Lui è Roberto Pennisi, magistrato antimafia andato in pensione da poco e tra i componenti del pool della procura di Bologna che ha indagato e poi fatto processare le ‘ndrine del reggiano nell’ambito dell’inchiesta Aemilia. Magistrato antimafia che si è guadagnato i galloni dopo una vita spesa alla Procura Nazionale Antimafia.
L’altro è Marco Mescolini (in foto), oggi sostituto procuratore a Firenze. Anche lui era uno dei magistrati del pool che ha indagato sugli affari dei clan calabresi nelle province di Reggio, Modena e Parma e dopo quell’inchiesta era stato “premiato” – sappiamo dai “Palamara files” – con l’incarico di Procuratore capo di Reggio. Ma il suo lavoro a Reggio è durato poco: dovette lasciare la procura a causa delle segnalazioni dei colleghi suoi sostituti circa le sue simpatie politiche: “Tifoso del Pd”, si disse, quindi non imparziale: la cosa gli costò – caso più unico che raro in Italia – un allontanamento per incompatibilità ambientale (a Reggio il Pd in tutte le sue evoluzioni della storia, governa indisturbato da più di 70 anni) dopo un giudizio del Csm poi confermato anche dal Tar.
Ebbene: secondo una relazione di Pennisi rilasciata nell’ambito del procedimento pre-disciplinare di Mescolini presso la procura generale di Cassazione, i motivi per sospettare simpatie di sinistra dell’ex procuratore hanno portato come spiacevole conseguenza di mettere su un binario morto alcuni filoni di indagine dell’inchiesta Aemilia che avrebbero toccato da vicino, anzi vicinissimo, esponenti di punta del Pd locale e amministratori della Città del Tricolore. Il particolare è emerso nei giorni scorsi da un articolo del Giornale a firma Luca Fazzo e Domenico Ferrara nel quale è lo stesso Pennisi a confermare che nonostante diverse piste, il pool scelse volutamente di non indagarle. Ma guarda caso, quelle piste avrebbero coinvolto direttamente il partito rosso, egemone in Emilia. Un depistaggio, dunque, che ha ragioni politiche. Pennisi non lo dice esplicitamente, ma lo lascia intendere dal suo ragionamento.
Si tratta di materiale che scotta perché molto difficilmente veniamo a conoscenza di divergenze all’interno del lavoro delle Procure. Di solito, si giudica l’inchiesta nel suo complesso, ma si ignora se dentro l’inchiesta ci siano state decisioni prese su motivazioni politiche rispetto ad altre (la magistratura è pur sempre una casta).

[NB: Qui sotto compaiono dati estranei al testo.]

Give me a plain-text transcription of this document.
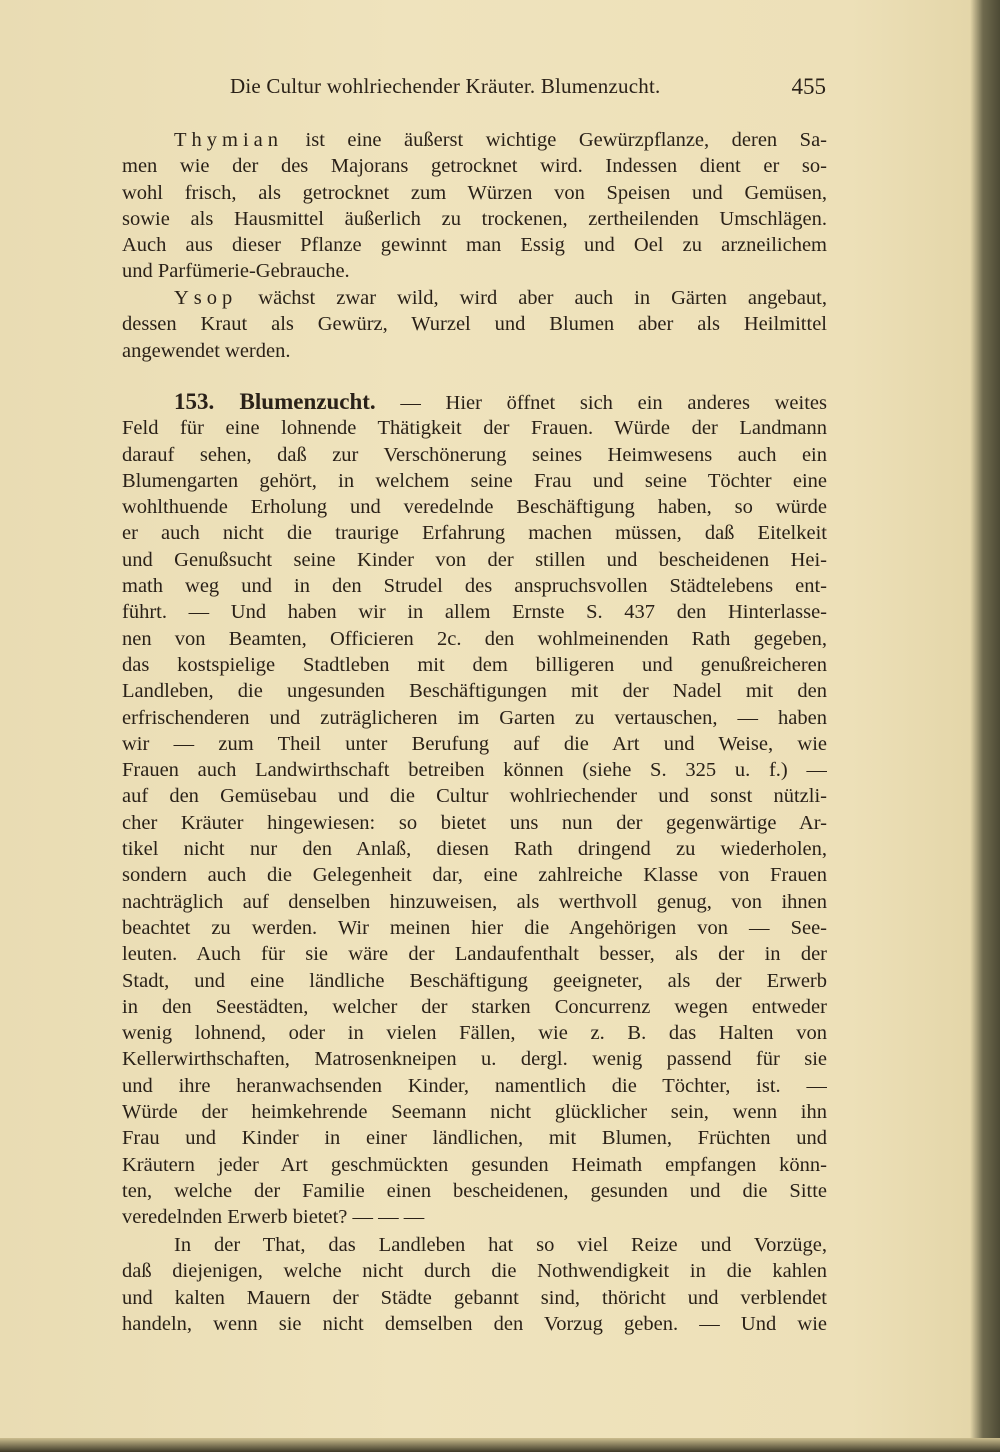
Die Cultur wohlriechender Kräuter. Blumenzucht.	455
Thymian ist eine äußerst wichtige Gewürzpflanze, deren Sa-
men wie der des Majorans getrocknet wird. Indessen dient er so-
wohl frisch, als getrocknet zum Würzen von Speisen und Gemüsen,
sowie als Hausmittel äußerlich zu trockenen, zertheilenden Umschlägen.
Auch aus dieser Pflanze gewinnt man Essig und Oel zu arzneilichem
und Parfümerie-Gebrauche.
Ysop wächst zwar wild, wird aber auch in Gärten angebaut,
dessen Kraut als Gewürz, Wurzel und Blumen aber als Heilmittel
angewendet werden.
153. Blumenzucht. — Hier öffnet sich ein anderes weites
Feld für eine lohnende Thätigkeit der Frauen. Würde der Landmann
darauf sehen, daß zur Verschönerung seines Heimwesens auch ein
Blumengarten gehört, in welchem seine Frau und seine Töchter eine
wohlthuende Erholung und veredelnde Beschäftigung haben, so würde
er auch nicht die traurige Erfahrung machen müssen, daß Eitelkeit
und Genußsucht seine Kinder von der stillen und bescheidenen Hei-
math weg und in den Strudel des anspruchsvollen Städtelebens ent-
führt. — Und haben wir in allem Ernste S. 437 den Hinterlasse-
nen von Beamten, Officieren 2c. den wohlmeinenden Rath gegeben,
das kostspielige Stadtleben mit dem billigeren und genußreicheren
Landleben, die ungesunden Beschäftigungen mit der Nadel mit den
erfrischenderen und zuträglicheren im Garten zu vertauschen, — haben
wir — zum Theil unter Berufung auf die Art und Weise, wie
Frauen auch Landwirthschaft betreiben können (siehe S. 325 u. f.) —
auf den Gemüsebau und die Cultur wohlriechender und sonst nützli-
cher Kräuter hingewiesen: so bietet uns nun der gegenwärtige Ar-
tikel nicht nur den Anlaß, diesen Rath dringend zu wiederholen,
sondern auch die Gelegenheit dar, eine zahlreiche Klasse von Frauen
nachträglich auf denselben hinzuweisen, als werthvoll genug, von ihnen
beachtet zu werden. Wir meinen hier die Angehörigen von — See-
leuten. Auch für sie wäre der Landaufenthalt besser, als der in der
Stadt, und eine ländliche Beschäftigung geeigneter, als der Erwerb
in den Seestädten, welcher der starken Concurrenz wegen entweder
wenig lohnend, oder in vielen Fällen, wie z. B. das Halten von
Kellerwirthschaften, Matrosenkneipen u. dergl. wenig passend für sie
und ihre heranwachsenden Kinder, namentlich die Töchter, ist. —
Würde der heimkehrende Seemann nicht glücklicher sein, wenn ihn
Frau und Kinder in einer ländlichen, mit Blumen, Früchten und
Kräutern jeder Art geschmückten gesunden Heimath empfangen könn-
ten, welche der Familie einen bescheidenen, gesunden und die Sitte
veredelnden Erwerb bietet? — — —
In der That, das Landleben hat so viel Reize und Vorzüge,
daß diejenigen, welche nicht durch die Nothwendigkeit in die kahlen
und kalten Mauern der Städte gebannt sind, thöricht und verblendet
handeln, wenn sie nicht demselben den Vorzug geben. — Und wie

Invece questa volta il corto circuito c’è stato e i due, Pennisi e Mescolini, hanno così assunto l’ingrato compito di rappresentare due “filosofie” d’intervento di fronte al fenomeno del radicamento mafioso sul territorio padano, uno vincente e l’altro perdente.
In un colloquio con la Bussola, Pennisi ha confermato quanto il Giornale gli ha attribuito nel suo scoop, specificando che un’ossatura di quella relazione era già uscita sotto forma di intervista al Riformista oltre due anni fa. Peccato, però che quella relazione non sia ancora disponibile, neppure all’interno della regolare attività ispettiva parlamentare, se è vero che lo stesso senatore di Forza Italia Maurizio Gasparri non ne è ancora venuto in possesso.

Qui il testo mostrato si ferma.